Egertons Recovery "bowled over" by vehicle tracking

Egertons Recovery, operating out of 14 depots and offering a UK-wide service, has been using Navman Wireless’ technology for less than 12 months but has already increased its order, and now the roll out to the entire fleet is in its final phase.

According to John Marks, MD of the company’s Birmingham Operation, the move is a response to the firm being “bowled over” by the system. 

“For us, it’s the reporting information that offers the greatest value to our business,” said John. “It means we can very easily get a simple but comprehensive overview of all our vehicle movements at a glance – from their idling time to the amount of hours drivers have got left to work.”

The latest order, which has seen Egertons add tracking throughout the whole fleet based at its Birmingham depot, means the contract is now worth more than £200,000.

This depot, served by its own control-centre, is a busy hub for Egertons and the vehicle tracking system is having a direct and crucial role to play for the West Midlands operation.

“Having drivers criss-crossing the region makes for a chaotic control-room, but for us, the Navman Wireless system enables us to see clearly where everybody is and make informed decisions about who should be going where,” John explained.

The benefits offered by vehicle tracking are also helping Egertons strengthen their customer response times – which is proving invaluable in the company’s new push to protect clients from unwanted hefty invoices relating to unauthorised vehicle removals.
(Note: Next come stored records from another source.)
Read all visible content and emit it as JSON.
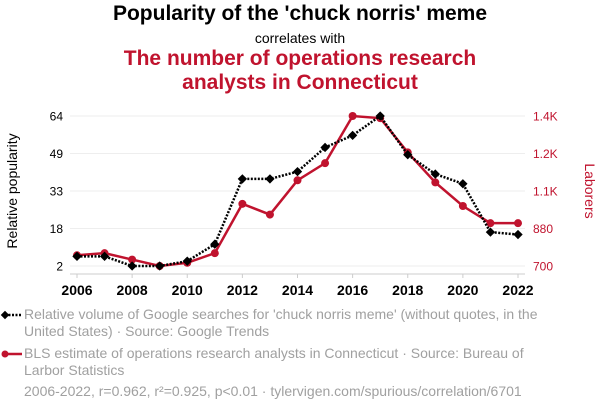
{
  "chart_data": {
    "type": "line",
    "title": "Popularity of the 'chuck norris' meme",
    "subtitle": "correlates with",
    "title2": "The number of operations research analysts in Connecticut",
    "x": [
      2006,
      2007,
      2008,
      2009,
      2010,
      2011,
      2012,
      2013,
      2014,
      2015,
      2016,
      2017,
      2018,
      2019,
      2020,
      2021,
      2022
    ],
    "x_ticks": [
      "2006",
      "2008",
      "2010",
      "2012",
      "2014",
      "2016",
      "2018",
      "2020",
      "2022"
    ],
    "y_left": {
      "label": "Relative popularity",
      "range": [
        2,
        64
      ],
      "ticks": [
        "64",
        "49",
        "33",
        "18",
        "2"
      ],
      "tick_values": [
        64,
        49,
        33,
        18,
        2
      ]
    },
    "y_right": {
      "label": "Laborers",
      "range": [
        700,
        1400
      ],
      "ticks": [
        "1.4K",
        "1.2K",
        "1.1K",
        "880",
        "700"
      ],
      "tick_values": [
        1400,
        1225,
        1050,
        875,
        700
      ]
    },
    "series": [
      {
        "name": "Relative volume of Google searches for 'chuck norris meme' (without quotes, in the United States) · Source: Google Trends",
        "axis": "left",
        "color": "#000000",
        "marker": "diamond",
        "style": "dotted",
        "values": [
          6,
          6,
          2,
          2,
          4,
          11,
          38,
          38,
          41,
          51,
          56,
          64,
          48,
          40,
          36,
          16,
          15
        ]
      },
      {
        "name": "BLS estimate of operations research analysts in Connecticut · Source: Bureau of Larbor Statistics",
        "axis": "right",
        "color": "#c0132e",
        "marker": "circle",
        "style": "solid",
        "values": [
          750,
          760,
          730,
          700,
          715,
          760,
          990,
          940,
          1100,
          1180,
          1400,
          1390,
          1230,
          1090,
          980,
          900,
          900
        ]
      }
    ],
    "footer": "2006-2022, r=0.962, r²=0.925, p<0.01 · tylervigen.com/spurious/correlation/6701",
    "grid": true
  }
}
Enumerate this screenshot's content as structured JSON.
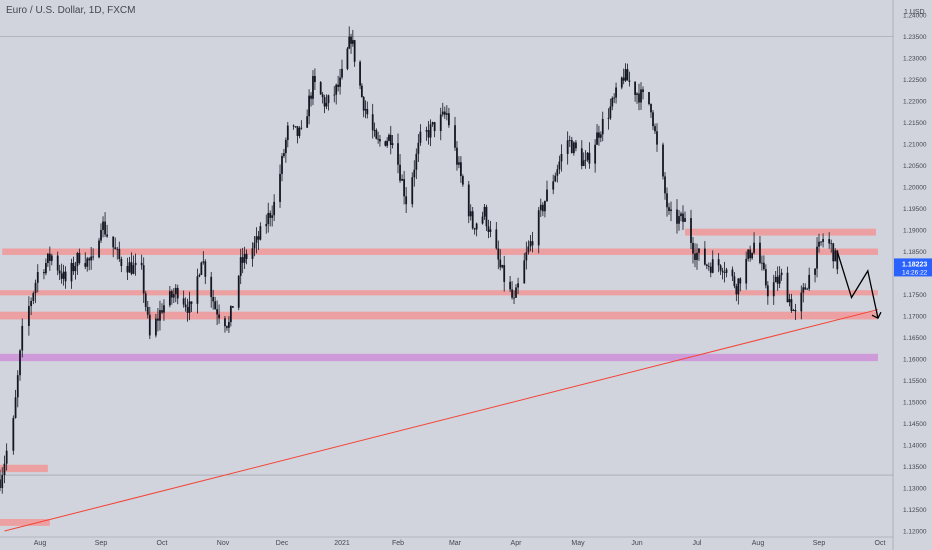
{
  "chart_data": {
    "type": "candlestick",
    "title": "Euro / U.S. Dollar, 1D, FXCM",
    "currency_label": "USD",
    "ylim": [
      1.12,
      1.245
    ],
    "y_ticks": [
      "1.12000",
      "1.12500",
      "1.13000",
      "1.13500",
      "1.14000",
      "1.14500",
      "1.15000",
      "1.15500",
      "1.16000",
      "1.16500",
      "1.17000",
      "1.17500",
      "1.18000",
      "1.18500",
      "1.19000",
      "1.19500",
      "1.20000",
      "1.20500",
      "1.21000",
      "1.21500",
      "1.22000",
      "1.22500",
      "1.23000",
      "1.23500",
      "1.24000"
    ],
    "x_ticks": [
      {
        "label": "Aug",
        "date": "2020-08-01"
      },
      {
        "label": "Sep",
        "date": "2020-09-01"
      },
      {
        "label": "Oct",
        "date": "2020-10-01"
      },
      {
        "label": "Nov",
        "date": "2020-11-01"
      },
      {
        "label": "Dec",
        "date": "2020-12-01"
      },
      {
        "label": "2021",
        "date": "2021-01-01"
      },
      {
        "label": "Feb",
        "date": "2021-02-01"
      },
      {
        "label": "Mar",
        "date": "2021-03-01"
      },
      {
        "label": "Apr",
        "date": "2021-04-01"
      },
      {
        "label": "May",
        "date": "2021-05-01"
      },
      {
        "label": "Jun",
        "date": "2021-06-01"
      },
      {
        "label": "Jul",
        "date": "2021-07-01"
      },
      {
        "label": "Aug",
        "date": "2021-08-01"
      },
      {
        "label": "Sep",
        "date": "2021-09-01"
      },
      {
        "label": "Oct",
        "date": "2021-10-01"
      }
    ],
    "price_path": [
      [
        "2020-07-14",
        1.132
      ],
      [
        "2020-07-20",
        1.145
      ],
      [
        "2020-07-24",
        1.166
      ],
      [
        "2020-07-31",
        1.18
      ],
      [
        "2020-08-07",
        1.184
      ],
      [
        "2020-08-14",
        1.178
      ],
      [
        "2020-08-21",
        1.184
      ],
      [
        "2020-08-28",
        1.182
      ],
      [
        "2020-09-01",
        1.192
      ],
      [
        "2020-09-10",
        1.183
      ],
      [
        "2020-09-21",
        1.18
      ],
      [
        "2020-09-25",
        1.165
      ],
      [
        "2020-10-01",
        1.172
      ],
      [
        "2020-10-09",
        1.176
      ],
      [
        "2020-10-16",
        1.171
      ],
      [
        "2020-10-21",
        1.184
      ],
      [
        "2020-10-28",
        1.172
      ],
      [
        "2020-11-04",
        1.168
      ],
      [
        "2020-11-10",
        1.182
      ],
      [
        "2020-11-18",
        1.187
      ],
      [
        "2020-11-27",
        1.196
      ],
      [
        "2020-12-04",
        1.213
      ],
      [
        "2020-12-11",
        1.212
      ],
      [
        "2020-12-17",
        1.224
      ],
      [
        "2020-12-24",
        1.219
      ],
      [
        "2020-12-31",
        1.224
      ],
      [
        "2021-01-06",
        1.235
      ],
      [
        "2021-01-12",
        1.221
      ],
      [
        "2021-01-20",
        1.21
      ],
      [
        "2021-01-29",
        1.212
      ],
      [
        "2021-02-05",
        1.197
      ],
      [
        "2021-02-12",
        1.211
      ],
      [
        "2021-02-25",
        1.217
      ],
      [
        "2021-03-03",
        1.204
      ],
      [
        "2021-03-10",
        1.191
      ],
      [
        "2021-03-16",
        1.194
      ],
      [
        "2021-03-24",
        1.181
      ],
      [
        "2021-03-31",
        1.173
      ],
      [
        "2021-04-06",
        1.184
      ],
      [
        "2021-04-15",
        1.197
      ],
      [
        "2021-04-26",
        1.211
      ],
      [
        "2021-05-05",
        1.205
      ],
      [
        "2021-05-12",
        1.213
      ],
      [
        "2021-05-20",
        1.22
      ],
      [
        "2021-05-25",
        1.226
      ],
      [
        "2021-06-01",
        1.222
      ],
      [
        "2021-06-08",
        1.219
      ],
      [
        "2021-06-11",
        1.209
      ],
      [
        "2021-06-17",
        1.193
      ],
      [
        "2021-06-25",
        1.192
      ],
      [
        "2021-06-30",
        1.185
      ],
      [
        "2021-07-06",
        1.182
      ],
      [
        "2021-07-14",
        1.182
      ],
      [
        "2021-07-21",
        1.177
      ],
      [
        "2021-07-30",
        1.187
      ],
      [
        "2021-08-06",
        1.176
      ],
      [
        "2021-08-13",
        1.179
      ],
      [
        "2021-08-20",
        1.17
      ],
      [
        "2021-08-26",
        1.178
      ],
      [
        "2021-09-03",
        1.188
      ],
      [
        "2021-09-07",
        1.186
      ],
      [
        "2021-09-10",
        1.182
      ]
    ],
    "current_price": "1.18223",
    "countdown": "14:26:22",
    "zones": [
      {
        "y_low": 1.1842,
        "y_high": 1.1857,
        "date_start": "2020-07-15",
        "date_end": "2021-09-30",
        "color": "#ef9a9a"
      },
      {
        "y_low": 1.1887,
        "y_high": 1.1903,
        "date_start": "2021-06-25",
        "date_end": "2021-09-29",
        "color": "#ef9a9a"
      },
      {
        "y_low": 1.1748,
        "y_high": 1.176,
        "date_start": "2020-07-14",
        "date_end": "2021-09-30",
        "color": "#ef9a9a"
      },
      {
        "y_low": 1.1692,
        "y_high": 1.171,
        "date_start": "2020-07-14",
        "date_end": "2021-09-30",
        "color": "#ef9a9a"
      },
      {
        "y_low": 1.1595,
        "y_high": 1.1612,
        "date_start": "2020-07-14",
        "date_end": "2021-09-30",
        "color": "#ce93d8"
      },
      {
        "y_low": 1.1337,
        "y_high": 1.1354,
        "date_start": "2020-07-14",
        "date_end": "2020-08-05",
        "color": "#ef9a9a"
      },
      {
        "y_low": 1.1212,
        "y_high": 1.1228,
        "date_start": "2020-07-14",
        "date_end": "2020-08-06",
        "color": "#ef9a9a"
      }
    ],
    "trendline": {
      "from": [
        "2020-07-16",
        1.12
      ],
      "to": [
        "2021-09-30",
        1.1715
      ],
      "color": "#f44336"
    },
    "projection_path": [
      [
        "2021-09-10",
        1.185
      ],
      [
        "2021-09-17",
        1.1743
      ],
      [
        "2021-09-25",
        1.1805
      ],
      [
        "2021-09-30",
        1.1695
      ]
    ],
    "h_lines": [
      1.235,
      1.133
    ],
    "grid": false
  }
}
These costs mean that in the event of a loaded vehicle needing to be urgently removed from the road-side, the invoice can be as high as £6,000, plus extra costs for removing the casualty vehicle’s load.

“For our blue chip clients with huge fleets, these fees can prove extremely costly,” said John.

“But they can now assure officers on the scene that Egertons are able to recover quicker than their own removal service – all they have to do is call our control room and, thanks to the Navman Wireless system, we can give them precise arrival times at the touch of a button.”